# A very sweet kitty....sometimes



## howsefrau32 (Mar 6, 2013)

I've been caring and feeding Arwen, my feral girl kitty, for over a year now. It is amazing to me how she went from this skinny, gray, drab hissing cat, slinking up on her belly for her food and then running off, to this girl who comes running for me and lets me pet her and love her. 

This evening, my husband was just finishing up mowing the lawn, and she had run across the street to wait for him to be done, in my neighbors yard, where she likes to also spend time and hide out during the day in her shady azalea bushes. Well, it was dinnertime while my husband was doing the yard, but I could not feed her until he was done. As soon as he was done I called "here kitty kitty", and usually she trots across the street pretty quickly, well, today she ran full speed toward me, flung herself against my leg, I reached down to pick her front paws up (she won't let me lift her off the ground but a half lift is ok), held her against me, she rubbed her head on me, purring all the while.....it was just so adorable.

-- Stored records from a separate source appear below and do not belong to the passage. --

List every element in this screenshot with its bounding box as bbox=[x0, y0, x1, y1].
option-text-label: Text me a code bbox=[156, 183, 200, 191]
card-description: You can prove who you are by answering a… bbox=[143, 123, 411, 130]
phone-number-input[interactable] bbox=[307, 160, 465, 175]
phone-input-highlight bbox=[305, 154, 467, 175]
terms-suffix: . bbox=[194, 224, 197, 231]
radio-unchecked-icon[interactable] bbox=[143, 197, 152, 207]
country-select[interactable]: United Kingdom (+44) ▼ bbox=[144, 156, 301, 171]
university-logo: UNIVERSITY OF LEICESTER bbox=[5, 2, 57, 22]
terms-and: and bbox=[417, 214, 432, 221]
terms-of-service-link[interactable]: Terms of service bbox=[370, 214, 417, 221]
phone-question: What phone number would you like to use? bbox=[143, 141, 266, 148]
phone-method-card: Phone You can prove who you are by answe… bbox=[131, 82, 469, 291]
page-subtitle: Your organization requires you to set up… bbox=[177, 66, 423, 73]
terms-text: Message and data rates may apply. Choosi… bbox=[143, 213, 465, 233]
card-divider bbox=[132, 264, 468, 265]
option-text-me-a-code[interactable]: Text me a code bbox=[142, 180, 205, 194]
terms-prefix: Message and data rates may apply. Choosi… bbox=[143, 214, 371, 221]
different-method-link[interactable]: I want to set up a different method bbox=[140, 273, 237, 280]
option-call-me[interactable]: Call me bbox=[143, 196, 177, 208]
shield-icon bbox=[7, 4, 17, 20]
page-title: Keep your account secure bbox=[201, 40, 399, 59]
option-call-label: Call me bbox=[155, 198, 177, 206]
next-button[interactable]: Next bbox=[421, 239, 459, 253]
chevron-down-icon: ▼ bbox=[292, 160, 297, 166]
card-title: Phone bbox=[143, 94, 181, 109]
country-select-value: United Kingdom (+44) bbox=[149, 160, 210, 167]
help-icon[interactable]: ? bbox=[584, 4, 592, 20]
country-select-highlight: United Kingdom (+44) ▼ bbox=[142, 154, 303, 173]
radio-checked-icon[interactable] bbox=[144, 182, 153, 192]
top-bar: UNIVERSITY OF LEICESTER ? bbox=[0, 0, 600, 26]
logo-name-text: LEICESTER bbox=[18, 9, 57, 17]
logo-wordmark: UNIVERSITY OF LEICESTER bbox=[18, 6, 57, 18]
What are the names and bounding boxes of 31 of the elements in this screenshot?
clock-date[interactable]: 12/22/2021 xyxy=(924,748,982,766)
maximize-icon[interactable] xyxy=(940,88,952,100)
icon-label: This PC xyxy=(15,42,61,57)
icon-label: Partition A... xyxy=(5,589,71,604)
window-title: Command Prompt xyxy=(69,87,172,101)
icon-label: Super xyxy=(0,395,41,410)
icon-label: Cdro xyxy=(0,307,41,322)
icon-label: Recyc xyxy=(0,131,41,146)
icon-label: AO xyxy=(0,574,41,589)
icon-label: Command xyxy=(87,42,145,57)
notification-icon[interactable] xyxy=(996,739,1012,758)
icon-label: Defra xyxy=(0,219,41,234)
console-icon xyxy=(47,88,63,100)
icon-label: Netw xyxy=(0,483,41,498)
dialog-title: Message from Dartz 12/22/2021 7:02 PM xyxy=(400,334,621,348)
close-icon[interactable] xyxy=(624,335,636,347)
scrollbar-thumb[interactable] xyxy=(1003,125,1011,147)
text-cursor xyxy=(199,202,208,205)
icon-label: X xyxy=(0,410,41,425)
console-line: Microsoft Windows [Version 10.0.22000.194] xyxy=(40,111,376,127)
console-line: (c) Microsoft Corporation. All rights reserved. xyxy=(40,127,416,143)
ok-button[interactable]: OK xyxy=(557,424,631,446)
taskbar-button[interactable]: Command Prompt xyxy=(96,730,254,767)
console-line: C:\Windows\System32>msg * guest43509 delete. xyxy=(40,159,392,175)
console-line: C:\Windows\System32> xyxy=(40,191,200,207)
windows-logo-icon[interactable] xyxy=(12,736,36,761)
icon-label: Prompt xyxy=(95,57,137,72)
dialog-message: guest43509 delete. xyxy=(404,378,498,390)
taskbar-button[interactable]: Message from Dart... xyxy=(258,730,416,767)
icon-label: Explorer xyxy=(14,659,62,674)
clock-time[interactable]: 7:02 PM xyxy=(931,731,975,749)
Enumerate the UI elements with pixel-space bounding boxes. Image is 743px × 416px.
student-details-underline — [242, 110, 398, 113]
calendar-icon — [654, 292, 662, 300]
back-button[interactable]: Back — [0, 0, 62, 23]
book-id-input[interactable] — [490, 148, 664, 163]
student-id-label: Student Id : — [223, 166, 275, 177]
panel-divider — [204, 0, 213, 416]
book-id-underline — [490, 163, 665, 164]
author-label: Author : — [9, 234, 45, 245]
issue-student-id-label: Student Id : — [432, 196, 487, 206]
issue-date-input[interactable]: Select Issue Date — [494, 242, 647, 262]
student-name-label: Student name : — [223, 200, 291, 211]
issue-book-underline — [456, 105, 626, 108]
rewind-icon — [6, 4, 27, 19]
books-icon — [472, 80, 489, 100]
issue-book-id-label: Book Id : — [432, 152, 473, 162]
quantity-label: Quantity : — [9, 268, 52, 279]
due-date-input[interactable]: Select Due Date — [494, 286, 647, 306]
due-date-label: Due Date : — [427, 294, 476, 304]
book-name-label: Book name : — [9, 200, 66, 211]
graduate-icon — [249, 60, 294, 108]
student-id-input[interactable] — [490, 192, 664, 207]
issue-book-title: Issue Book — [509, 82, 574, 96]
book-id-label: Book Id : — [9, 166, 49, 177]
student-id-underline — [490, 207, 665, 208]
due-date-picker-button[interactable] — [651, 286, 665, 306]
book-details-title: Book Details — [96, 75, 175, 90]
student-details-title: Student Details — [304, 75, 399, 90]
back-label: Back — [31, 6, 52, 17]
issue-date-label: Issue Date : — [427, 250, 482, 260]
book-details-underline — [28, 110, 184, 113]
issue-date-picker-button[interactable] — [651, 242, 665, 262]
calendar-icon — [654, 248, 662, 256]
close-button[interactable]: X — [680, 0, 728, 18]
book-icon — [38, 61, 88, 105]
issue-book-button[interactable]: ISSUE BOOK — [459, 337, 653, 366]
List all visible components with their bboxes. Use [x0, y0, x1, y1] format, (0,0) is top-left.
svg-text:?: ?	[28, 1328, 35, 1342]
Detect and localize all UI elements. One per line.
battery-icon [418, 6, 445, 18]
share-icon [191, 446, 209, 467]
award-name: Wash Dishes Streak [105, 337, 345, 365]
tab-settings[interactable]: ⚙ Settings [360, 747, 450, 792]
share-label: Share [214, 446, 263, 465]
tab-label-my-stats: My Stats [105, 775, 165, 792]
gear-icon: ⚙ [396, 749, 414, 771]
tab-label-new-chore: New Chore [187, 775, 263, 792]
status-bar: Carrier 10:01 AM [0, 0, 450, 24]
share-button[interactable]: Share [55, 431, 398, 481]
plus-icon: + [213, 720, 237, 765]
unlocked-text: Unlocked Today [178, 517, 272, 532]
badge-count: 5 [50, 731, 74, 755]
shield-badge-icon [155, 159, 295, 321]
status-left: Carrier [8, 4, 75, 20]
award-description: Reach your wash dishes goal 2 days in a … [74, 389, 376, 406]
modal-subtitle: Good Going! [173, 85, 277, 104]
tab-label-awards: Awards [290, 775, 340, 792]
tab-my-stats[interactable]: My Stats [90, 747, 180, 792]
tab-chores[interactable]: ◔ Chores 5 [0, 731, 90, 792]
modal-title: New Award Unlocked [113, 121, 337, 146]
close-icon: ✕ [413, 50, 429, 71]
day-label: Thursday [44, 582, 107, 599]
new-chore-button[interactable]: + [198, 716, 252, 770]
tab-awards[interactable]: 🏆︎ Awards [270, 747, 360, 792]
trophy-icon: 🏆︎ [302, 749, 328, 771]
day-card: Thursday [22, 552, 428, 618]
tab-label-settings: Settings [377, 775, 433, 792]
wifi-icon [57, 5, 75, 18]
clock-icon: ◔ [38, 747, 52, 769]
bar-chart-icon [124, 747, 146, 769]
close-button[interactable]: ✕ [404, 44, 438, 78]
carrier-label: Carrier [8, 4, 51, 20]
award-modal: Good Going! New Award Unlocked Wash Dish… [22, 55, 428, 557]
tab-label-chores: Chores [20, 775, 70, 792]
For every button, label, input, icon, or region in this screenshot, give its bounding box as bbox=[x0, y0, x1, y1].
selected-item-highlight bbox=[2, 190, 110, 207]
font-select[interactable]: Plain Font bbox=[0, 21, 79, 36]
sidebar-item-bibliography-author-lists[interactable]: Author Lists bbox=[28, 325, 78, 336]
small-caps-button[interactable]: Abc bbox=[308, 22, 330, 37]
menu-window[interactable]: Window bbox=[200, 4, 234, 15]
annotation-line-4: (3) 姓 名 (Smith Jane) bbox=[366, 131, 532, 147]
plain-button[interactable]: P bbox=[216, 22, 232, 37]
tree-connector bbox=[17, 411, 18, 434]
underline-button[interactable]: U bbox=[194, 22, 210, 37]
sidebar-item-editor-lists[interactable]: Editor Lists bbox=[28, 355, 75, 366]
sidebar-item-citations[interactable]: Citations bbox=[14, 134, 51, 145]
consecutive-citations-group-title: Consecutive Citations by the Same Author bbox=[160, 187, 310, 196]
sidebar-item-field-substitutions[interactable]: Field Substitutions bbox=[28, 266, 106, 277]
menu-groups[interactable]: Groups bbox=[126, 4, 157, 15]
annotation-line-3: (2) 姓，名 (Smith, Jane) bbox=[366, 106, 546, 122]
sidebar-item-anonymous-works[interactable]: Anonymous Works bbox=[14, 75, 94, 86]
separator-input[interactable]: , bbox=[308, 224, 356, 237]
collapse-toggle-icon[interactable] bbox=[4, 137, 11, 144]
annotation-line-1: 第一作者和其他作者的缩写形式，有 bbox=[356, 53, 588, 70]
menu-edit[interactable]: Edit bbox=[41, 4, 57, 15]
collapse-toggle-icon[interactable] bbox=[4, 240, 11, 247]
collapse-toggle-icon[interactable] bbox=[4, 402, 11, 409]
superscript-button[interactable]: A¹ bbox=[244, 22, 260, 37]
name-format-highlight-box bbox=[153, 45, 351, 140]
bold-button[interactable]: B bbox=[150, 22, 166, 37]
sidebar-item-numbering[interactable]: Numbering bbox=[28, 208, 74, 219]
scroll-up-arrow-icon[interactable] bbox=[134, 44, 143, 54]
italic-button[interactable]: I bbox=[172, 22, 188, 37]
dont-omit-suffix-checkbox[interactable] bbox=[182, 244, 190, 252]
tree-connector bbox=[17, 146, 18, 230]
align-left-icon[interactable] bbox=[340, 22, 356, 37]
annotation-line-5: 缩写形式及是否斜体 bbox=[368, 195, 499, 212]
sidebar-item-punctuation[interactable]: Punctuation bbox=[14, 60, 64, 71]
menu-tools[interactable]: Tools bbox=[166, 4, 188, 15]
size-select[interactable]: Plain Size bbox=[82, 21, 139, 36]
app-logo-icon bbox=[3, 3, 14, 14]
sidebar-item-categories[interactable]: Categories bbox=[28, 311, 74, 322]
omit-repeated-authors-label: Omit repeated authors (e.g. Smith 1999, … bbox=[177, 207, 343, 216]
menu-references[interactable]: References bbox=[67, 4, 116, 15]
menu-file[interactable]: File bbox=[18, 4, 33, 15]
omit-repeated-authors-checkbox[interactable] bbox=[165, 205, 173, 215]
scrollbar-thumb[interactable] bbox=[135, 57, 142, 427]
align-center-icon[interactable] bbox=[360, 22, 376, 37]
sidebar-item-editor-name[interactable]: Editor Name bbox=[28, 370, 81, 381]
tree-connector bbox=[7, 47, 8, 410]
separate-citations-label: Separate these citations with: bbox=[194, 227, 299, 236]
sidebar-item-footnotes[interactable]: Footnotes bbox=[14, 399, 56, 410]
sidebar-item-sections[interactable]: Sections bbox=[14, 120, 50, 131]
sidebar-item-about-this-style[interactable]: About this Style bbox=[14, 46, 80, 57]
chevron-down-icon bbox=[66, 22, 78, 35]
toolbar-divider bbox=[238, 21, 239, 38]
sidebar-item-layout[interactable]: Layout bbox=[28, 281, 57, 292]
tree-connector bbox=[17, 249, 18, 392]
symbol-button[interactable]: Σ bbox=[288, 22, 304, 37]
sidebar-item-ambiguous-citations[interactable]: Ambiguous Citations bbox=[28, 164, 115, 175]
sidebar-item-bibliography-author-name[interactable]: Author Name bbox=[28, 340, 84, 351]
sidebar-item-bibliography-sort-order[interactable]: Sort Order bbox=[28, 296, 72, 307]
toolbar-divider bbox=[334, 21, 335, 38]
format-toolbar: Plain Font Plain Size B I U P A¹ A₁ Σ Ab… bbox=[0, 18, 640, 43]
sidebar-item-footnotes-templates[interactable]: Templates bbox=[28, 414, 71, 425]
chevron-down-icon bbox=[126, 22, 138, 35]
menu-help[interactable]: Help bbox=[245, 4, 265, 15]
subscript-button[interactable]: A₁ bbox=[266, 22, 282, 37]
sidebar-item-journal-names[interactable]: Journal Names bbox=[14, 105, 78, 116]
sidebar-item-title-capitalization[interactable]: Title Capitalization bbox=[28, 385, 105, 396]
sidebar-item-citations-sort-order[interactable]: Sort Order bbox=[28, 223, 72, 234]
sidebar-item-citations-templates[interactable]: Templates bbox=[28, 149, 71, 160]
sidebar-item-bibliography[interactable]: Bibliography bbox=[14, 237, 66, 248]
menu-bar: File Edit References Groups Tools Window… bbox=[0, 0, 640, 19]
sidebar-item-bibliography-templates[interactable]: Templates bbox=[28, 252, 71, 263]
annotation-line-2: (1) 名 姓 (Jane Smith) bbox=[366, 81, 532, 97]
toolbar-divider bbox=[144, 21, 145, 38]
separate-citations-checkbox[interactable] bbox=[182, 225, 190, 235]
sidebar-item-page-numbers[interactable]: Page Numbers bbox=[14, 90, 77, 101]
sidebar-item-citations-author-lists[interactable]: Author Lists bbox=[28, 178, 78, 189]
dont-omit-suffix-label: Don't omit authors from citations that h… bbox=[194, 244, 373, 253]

She was looking up at me with her squinty, happy face, and I just kissed her on the top of her head.....instinctively. And she let me. It was a sweet moment. I just love her so much....not saying my love for her is more than my inside cats, but it is definitely special. 

We cleaned out our garage today and I am working on making a side patio that is fenced off with a kitty door that she can have a better place to hang.


----------



## Marcia (Dec 26, 2010)

That would be awesome to provide the comfort she seems to be looking for at the neighbors! Hard won love is the sweetest, isn't it? It took our Abby a full year before she let me rub her belly and kiss her without that scared look on her face!


----------



## Justteri1000 (May 27, 2013)

Howsefrau.....this is so wonderful!! I have watched as this love story has developed since my first day on this forum. I am so happy to see it move to the next level. Oh happy day. I am cheering you both on.


----------



## howsefrau32 (Mar 6, 2013)

Justteri1000 said:


> Howsefrau.....this is so wonderful!! I have watched as this love story has developed since my first day on this forum. I am so happy to see it move to the next level. Oh happy day. I am cheering you both on.


Thank you


----------



## pkbshrew (Feb 13, 2013)

That is such a beautiful tale... She's SUCH a lucky girl to have you. Thank you for being her special person and bringing love, joy and security into her life.


----------



## howsefrau32 (Mar 6, 2013)

pkbshrew said:


> That is such a beautiful tale... She's SUCH a lucky girl to have you. Thank you for being her special person and bringing love, joy and security into her life.


Thank you for your kind words.


----------